À Eaubonne, dans le Val d’Oise, le directeur d’une maison de retraite du groupe Korian a été interpellé le 1er décembre à son domicile pour des faits d’abus de faiblesse et de détournement financier visant une résidente de 98 ans. Selon la cellule investigation de Radio France, près de 200 000 € ont été subtilisés et les contrats d’assurances-vie de la victime, d’une valeur totale d’environ 600 000 €, ont été modifiés en faveur du directeur.

Le mis en cause a été placé sous contrôle judiciaire, avec interdiction d’exercer dans le secteur du grand âge. Libéré après sa garde à vue, il attend sa comparution devant le parquet de Pontoise, dans le cadre d’une reconnaissance préalable de culpabilité, ou d’un plaidoyer de culpabilité. Le directeur a reconnu l’ensemble des faits et on lui interdit de contacter la victime. Selon nos informations, il avait déjà été condamné, par le passé, pour abus de confiance au détriment d’un autre groupe privé de santé.
Le groupe Korian, qui précise ne pas avoir signalé de défaillances antérieures le concernant, a annoncé son licenciement et s’est porté partie civile dans l’affaire. Le réseau affirme qu’il ne fait plus partie des effectifs. L’enquête a été lancée après un signalement de TRACFIN adressé au parquet de Pontoise peu avant l’été 2025. Les autorités financières avaient été alertées par le conseiller bancaire de la victime, qui avait relevé des dépenses inhabituelles et des montants importants sur les comptes d’une retraitée de 98 ans ayant donné procuration à une personne de confiance.

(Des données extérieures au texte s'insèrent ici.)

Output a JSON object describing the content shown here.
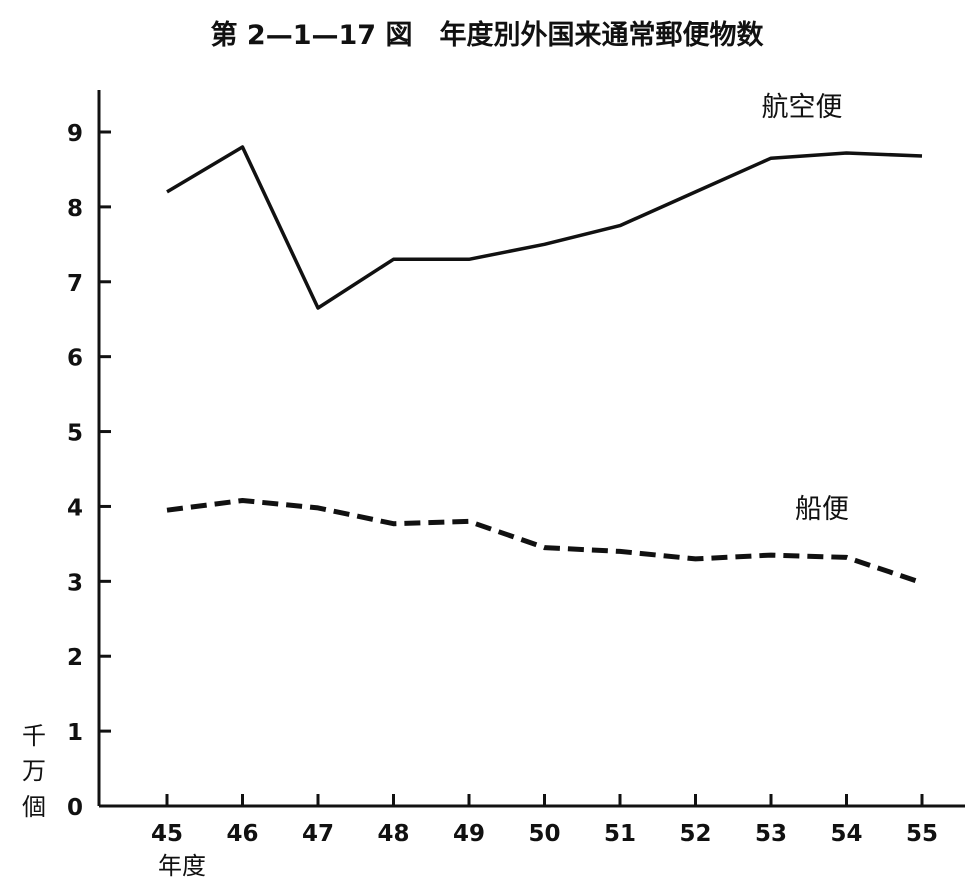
{
  "chart_data": {
    "type": "line",
    "title": "第 2—1—17 図　年度別外国来通常郵便物数",
    "ylabel_chars": [
      "千",
      "万",
      "個"
    ],
    "xlabel": "年度",
    "x": [
      45,
      46,
      47,
      48,
      49,
      50,
      51,
      52,
      53,
      54,
      55
    ],
    "ylim": [
      0,
      9.5
    ],
    "yticks": [
      0,
      1,
      2,
      3,
      4,
      5,
      6,
      7,
      8,
      9
    ],
    "grid": false,
    "legend": "none",
    "series": [
      {
        "name": "航空便",
        "style": "solid",
        "color": "#111111",
        "values": [
          8.2,
          8.8,
          6.65,
          7.3,
          7.3,
          7.5,
          7.75,
          8.2,
          8.65,
          8.72,
          8.68
        ]
      },
      {
        "name": "船便",
        "style": "dashed",
        "color": "#111111",
        "values": [
          3.95,
          4.08,
          3.98,
          3.77,
          3.8,
          3.45,
          3.4,
          3.3,
          3.35,
          3.32,
          2.98
        ]
      }
    ]
  }
}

Les investigations ont rapidement identifié le directeur, qui aurait profité des visites de la résidente dans l’établissement pour nouer une relation de confiance. Il aurait appris qu’elle n’avait ni descendant ni mesure de protection en vigueur. En 2022, il aurait organisé son admission dans l’Ehpad et obtenu rapidement procuration sur ses comptes bancaires. Il se serait également désigné comme bénéficiaire de deux assurances vie totalisant près de 600 000 € à percevoir au décès de la résidente. Sur les trois années suivantes, le directeur aurait détourné environ 200 000 € pour financer son train de vie, via des chèques, des paiements sur ses propres factures et des retraits en espèces.
Par ailleurs, l’affaire s’inscrit dans un contexte plus large : Korian, leader européen des Ehpad avec près de 1 000 établissements, avait été indirectement éclaboussé en 2022 par le scandale Orpéa, son principal concurrent. Pour redorer son image et répondre aux critiques, le groupe avait organisé, en mai 2024, une opération autour de la qualité de la restauration de ses résidents à l’Ehpad d’Eaubonne, et avait obtenu le label de qualité Gault & Millau pour cet établissement parmi d’autres du réseau en France.